Общее направление развития советской публицистики об Испании 1930-х годов можно обозначить как движение от путевого очерка через политический репортаж к военному. Это развитие было связано со сменой перспектив в литературе об Испании; в своих наблюдениях и отчетах авторы уже не выдерживали внутреннюю дистанцию путешественника, но должны были чувствовать (и чувствовали) себя помощниками и советчиками революционного испанского народа. В связи с этим изменился их взгляд, увиденное рассматривалось с другой точки зрения и наполнялось другим содержанием. Возникали интересные смешанные формы путевого, политического и военного очерка, особенности которых в дальнейшем будут описаны подробнее.

Пропагандистская функция очерков сохраняется в ходе этого развития и сосуществует с информативной, первичной для «классического» путевого отчета[712]. В дальнейшем будет рассмотрен вопрос о том, как пропагандистская функция в том или ином случае воздействует на существующие стереотипы при изображении «чужого», какие старые стереотипы об Испании сохраняются в новой функции, как они модифицируются в случае их использования и какие стереотипы создаются вновь и вводятся в обращение. На основе этого анализа будут установлены некоторые устойчивые признаки советского очерка об Испании 1930-х годов.

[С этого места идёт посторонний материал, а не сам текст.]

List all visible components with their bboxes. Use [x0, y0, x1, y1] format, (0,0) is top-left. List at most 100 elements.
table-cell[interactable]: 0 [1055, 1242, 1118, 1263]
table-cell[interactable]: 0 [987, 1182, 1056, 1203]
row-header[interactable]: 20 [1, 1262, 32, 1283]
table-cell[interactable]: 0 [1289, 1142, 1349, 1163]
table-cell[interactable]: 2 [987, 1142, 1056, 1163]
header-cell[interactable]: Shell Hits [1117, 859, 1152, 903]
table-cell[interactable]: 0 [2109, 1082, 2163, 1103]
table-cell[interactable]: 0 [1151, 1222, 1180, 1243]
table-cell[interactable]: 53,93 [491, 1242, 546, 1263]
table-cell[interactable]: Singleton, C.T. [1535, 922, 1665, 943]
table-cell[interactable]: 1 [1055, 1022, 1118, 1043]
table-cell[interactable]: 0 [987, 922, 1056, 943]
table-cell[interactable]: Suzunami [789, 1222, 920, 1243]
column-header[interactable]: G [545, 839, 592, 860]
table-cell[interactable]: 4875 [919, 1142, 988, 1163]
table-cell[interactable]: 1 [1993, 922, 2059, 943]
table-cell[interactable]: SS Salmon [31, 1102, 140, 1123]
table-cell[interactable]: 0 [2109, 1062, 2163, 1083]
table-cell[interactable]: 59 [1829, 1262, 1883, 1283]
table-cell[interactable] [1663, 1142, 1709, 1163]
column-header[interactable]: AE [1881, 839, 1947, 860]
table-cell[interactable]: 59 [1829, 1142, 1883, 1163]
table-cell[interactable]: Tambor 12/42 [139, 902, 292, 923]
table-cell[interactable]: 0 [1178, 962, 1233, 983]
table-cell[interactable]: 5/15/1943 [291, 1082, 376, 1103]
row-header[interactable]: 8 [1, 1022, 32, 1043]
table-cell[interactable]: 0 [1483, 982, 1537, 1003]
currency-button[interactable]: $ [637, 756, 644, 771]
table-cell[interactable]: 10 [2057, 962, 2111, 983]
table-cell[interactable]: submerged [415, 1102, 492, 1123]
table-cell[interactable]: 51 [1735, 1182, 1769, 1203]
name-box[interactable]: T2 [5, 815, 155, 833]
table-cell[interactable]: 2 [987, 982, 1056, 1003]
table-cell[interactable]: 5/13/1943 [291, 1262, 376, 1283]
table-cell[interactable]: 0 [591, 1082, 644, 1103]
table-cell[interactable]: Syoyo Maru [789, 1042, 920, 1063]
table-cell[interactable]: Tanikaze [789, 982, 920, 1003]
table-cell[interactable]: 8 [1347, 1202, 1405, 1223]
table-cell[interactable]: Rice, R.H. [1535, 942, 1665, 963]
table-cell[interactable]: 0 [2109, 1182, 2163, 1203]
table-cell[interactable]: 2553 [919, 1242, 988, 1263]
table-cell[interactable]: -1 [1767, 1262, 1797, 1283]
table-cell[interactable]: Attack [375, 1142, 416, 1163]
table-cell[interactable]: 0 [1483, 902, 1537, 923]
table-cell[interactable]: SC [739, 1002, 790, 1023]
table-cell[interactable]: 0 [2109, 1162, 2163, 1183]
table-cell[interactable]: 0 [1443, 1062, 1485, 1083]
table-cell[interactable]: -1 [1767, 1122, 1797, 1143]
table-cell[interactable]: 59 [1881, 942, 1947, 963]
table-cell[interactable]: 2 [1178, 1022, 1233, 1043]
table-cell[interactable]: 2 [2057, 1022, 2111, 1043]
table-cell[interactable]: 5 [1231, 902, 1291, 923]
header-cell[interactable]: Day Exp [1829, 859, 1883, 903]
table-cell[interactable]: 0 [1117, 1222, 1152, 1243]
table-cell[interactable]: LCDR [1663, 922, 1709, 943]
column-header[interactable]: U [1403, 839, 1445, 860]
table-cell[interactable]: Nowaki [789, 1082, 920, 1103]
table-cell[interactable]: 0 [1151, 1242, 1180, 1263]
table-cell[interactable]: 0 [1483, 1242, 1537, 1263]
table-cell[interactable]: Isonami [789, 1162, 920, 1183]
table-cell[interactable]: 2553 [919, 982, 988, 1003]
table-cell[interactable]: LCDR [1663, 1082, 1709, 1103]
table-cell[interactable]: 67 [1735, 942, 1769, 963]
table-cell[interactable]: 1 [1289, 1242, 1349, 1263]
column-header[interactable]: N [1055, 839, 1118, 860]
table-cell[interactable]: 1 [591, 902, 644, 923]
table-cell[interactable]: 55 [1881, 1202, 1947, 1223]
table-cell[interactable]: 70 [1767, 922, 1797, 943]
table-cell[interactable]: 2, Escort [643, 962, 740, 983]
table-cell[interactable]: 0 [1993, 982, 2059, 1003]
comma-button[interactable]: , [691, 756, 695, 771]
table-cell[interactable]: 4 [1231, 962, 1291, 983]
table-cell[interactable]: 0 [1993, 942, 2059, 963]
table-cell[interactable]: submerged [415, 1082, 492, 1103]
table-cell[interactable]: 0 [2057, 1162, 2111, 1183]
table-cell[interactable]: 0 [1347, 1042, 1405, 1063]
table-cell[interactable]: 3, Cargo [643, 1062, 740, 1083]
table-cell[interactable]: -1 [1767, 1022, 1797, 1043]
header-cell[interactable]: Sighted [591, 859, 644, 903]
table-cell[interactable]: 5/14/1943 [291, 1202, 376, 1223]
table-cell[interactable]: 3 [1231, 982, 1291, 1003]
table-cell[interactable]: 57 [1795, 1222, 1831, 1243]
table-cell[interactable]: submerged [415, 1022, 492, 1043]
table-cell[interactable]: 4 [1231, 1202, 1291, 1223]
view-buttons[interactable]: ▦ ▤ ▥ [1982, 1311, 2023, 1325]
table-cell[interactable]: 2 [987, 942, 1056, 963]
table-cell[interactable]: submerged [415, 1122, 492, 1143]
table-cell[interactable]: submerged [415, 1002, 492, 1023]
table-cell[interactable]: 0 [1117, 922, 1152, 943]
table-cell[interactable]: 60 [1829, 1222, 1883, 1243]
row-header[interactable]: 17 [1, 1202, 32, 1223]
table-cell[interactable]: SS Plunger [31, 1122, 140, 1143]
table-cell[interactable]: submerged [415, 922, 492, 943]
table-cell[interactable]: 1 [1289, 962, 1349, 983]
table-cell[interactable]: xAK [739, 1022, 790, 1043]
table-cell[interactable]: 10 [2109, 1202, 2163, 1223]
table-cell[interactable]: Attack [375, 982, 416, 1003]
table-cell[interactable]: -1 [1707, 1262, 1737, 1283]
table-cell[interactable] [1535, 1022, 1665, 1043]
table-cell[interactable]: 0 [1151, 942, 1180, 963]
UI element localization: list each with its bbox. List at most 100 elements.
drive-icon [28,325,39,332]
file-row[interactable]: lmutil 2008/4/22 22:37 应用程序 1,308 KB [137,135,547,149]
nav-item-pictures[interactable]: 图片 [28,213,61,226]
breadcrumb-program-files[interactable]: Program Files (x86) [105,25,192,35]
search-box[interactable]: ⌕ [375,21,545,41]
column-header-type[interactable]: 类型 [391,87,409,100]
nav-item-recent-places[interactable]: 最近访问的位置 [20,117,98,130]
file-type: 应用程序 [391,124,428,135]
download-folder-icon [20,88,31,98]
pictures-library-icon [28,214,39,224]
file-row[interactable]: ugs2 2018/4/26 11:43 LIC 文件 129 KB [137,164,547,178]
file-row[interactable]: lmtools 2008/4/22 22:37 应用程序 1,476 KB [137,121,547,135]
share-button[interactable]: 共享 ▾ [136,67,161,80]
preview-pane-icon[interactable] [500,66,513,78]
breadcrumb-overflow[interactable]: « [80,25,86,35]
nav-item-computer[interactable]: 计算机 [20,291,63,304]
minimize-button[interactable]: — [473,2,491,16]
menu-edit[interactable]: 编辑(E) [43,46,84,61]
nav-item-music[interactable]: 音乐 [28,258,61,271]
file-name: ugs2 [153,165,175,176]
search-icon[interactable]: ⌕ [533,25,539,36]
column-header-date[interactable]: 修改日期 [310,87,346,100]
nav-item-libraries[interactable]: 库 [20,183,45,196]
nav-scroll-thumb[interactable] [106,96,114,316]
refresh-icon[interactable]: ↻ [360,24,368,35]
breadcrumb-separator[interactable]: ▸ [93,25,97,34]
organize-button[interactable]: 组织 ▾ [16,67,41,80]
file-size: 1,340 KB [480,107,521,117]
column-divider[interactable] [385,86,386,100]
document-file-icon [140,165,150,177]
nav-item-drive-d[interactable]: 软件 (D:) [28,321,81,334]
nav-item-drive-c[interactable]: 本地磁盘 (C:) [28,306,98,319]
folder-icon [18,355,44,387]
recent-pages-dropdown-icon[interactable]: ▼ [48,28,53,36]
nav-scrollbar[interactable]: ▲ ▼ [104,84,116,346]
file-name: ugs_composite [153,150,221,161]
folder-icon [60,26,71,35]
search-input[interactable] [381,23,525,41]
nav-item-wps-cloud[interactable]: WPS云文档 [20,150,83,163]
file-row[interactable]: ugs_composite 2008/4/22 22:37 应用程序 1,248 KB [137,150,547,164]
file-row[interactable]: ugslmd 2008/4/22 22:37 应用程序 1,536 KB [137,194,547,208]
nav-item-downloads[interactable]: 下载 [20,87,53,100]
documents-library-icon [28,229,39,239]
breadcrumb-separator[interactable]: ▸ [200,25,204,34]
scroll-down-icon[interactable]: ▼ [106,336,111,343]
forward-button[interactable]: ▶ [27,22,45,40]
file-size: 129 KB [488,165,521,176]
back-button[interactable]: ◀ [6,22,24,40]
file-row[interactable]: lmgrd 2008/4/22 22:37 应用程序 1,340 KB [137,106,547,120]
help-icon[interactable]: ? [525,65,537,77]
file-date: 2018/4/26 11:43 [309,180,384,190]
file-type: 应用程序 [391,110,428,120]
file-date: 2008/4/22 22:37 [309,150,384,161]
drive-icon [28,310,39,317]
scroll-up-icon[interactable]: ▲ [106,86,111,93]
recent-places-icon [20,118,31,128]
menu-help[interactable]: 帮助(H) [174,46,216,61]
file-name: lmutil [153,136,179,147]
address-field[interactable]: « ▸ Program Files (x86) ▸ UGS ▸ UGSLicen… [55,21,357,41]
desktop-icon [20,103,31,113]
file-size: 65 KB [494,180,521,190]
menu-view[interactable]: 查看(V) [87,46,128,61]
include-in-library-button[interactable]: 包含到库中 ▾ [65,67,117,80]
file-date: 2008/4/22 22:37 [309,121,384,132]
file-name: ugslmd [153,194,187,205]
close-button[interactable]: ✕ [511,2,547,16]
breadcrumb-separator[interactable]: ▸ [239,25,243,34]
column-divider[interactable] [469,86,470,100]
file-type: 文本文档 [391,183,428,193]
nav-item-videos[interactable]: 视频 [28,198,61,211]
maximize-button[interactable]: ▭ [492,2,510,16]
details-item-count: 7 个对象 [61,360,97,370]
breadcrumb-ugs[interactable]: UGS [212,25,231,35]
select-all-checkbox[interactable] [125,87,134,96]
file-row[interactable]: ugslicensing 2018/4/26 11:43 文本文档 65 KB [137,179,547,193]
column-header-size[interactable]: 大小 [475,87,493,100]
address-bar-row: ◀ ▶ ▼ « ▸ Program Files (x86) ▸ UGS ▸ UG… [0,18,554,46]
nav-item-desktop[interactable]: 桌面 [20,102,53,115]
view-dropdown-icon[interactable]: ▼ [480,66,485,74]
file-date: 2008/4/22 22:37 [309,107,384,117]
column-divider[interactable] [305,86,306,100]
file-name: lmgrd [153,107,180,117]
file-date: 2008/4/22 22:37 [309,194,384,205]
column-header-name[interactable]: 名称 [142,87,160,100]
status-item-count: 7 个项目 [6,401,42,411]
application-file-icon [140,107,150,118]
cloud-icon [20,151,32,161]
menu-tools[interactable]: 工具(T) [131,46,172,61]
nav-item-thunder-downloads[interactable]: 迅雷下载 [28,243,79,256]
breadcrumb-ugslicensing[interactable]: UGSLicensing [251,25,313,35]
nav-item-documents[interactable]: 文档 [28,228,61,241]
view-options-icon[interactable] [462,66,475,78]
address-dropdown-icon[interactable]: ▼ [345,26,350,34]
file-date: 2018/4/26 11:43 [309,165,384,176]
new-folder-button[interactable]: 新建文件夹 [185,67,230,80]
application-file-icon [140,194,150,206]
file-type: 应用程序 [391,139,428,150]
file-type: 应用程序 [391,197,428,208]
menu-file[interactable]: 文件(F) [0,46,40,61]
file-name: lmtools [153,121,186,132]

II. «Испанские письма» Никулина. Экспансия советской модели

Как уже упоминалось, Испания стала привлекательной для советских авторов целью путешествия только в связи с революцией, разразившейся в 1931 году. Лев Никулин предпринимает свое путешествие в Испанию двумя годами ранее, в 1929 году, и не испытывает особого интереса к этой стране. Произвольность своего выбора он сам подчеркивает в первом эпизоде книги:

Александр Таиров, режиссер Московского Камерного театра, сказал:

«Вы едете в Алжир, а я, кажется, в Испанию. В Барселоне — театральный конгресс…» — Потом, помолчав, неуверенно прибавил: — «В сущности, почему бы вам не поехать в Испанию?»

Никто из нас не улыбнулся. […]

В сущности, почему не поехать в Испанию?[713]

Равноценность и заменяемость целей путешествия имеет у Никулина принципиальное значение. Это тем более примечательно, что в предисловии к книге он объявляет путешествие как таковое важным элементом своей жизненной философии:

На географических картах нанесены горы, реки и города, но мы знаем только те горы и реки, которые видели. Все остальное — белые, пустые, таинственные места, которые еще уцелели на земном глобусе.

Мы — как те люди, восходившие на Памир, открывшие Тибет, рисовавшие горные хребты на таинственно-белых местах земной карты. Мы тоже открываем новый мир, когда с чемоданом и путеводителем выходим на неизвестном полустанке или в незнакомом порту. Прочтите сто книг о стране, и вы узнаете ее климат, дороги, рудники, музеи, правила движения. Закрыв глаза, вы будете проходить по улицам, которых не видели никогда, вы будете спускаться в шахты, вы будете плавать по воображаемым рекам. Вы создадите в своем воображении страну, в которой все будет реально книжной реальностью, в которой точны будут все цифры, расстояния и обмеры, и все же это будет воображаемая, фантастическая страна. И она будет существовать и жить для вас только до тех пор, пока вы не ощутите всеми чувствами почву, цвет неба, запах каменноугольного дыма, пение рудокопа и плач ребенка[714].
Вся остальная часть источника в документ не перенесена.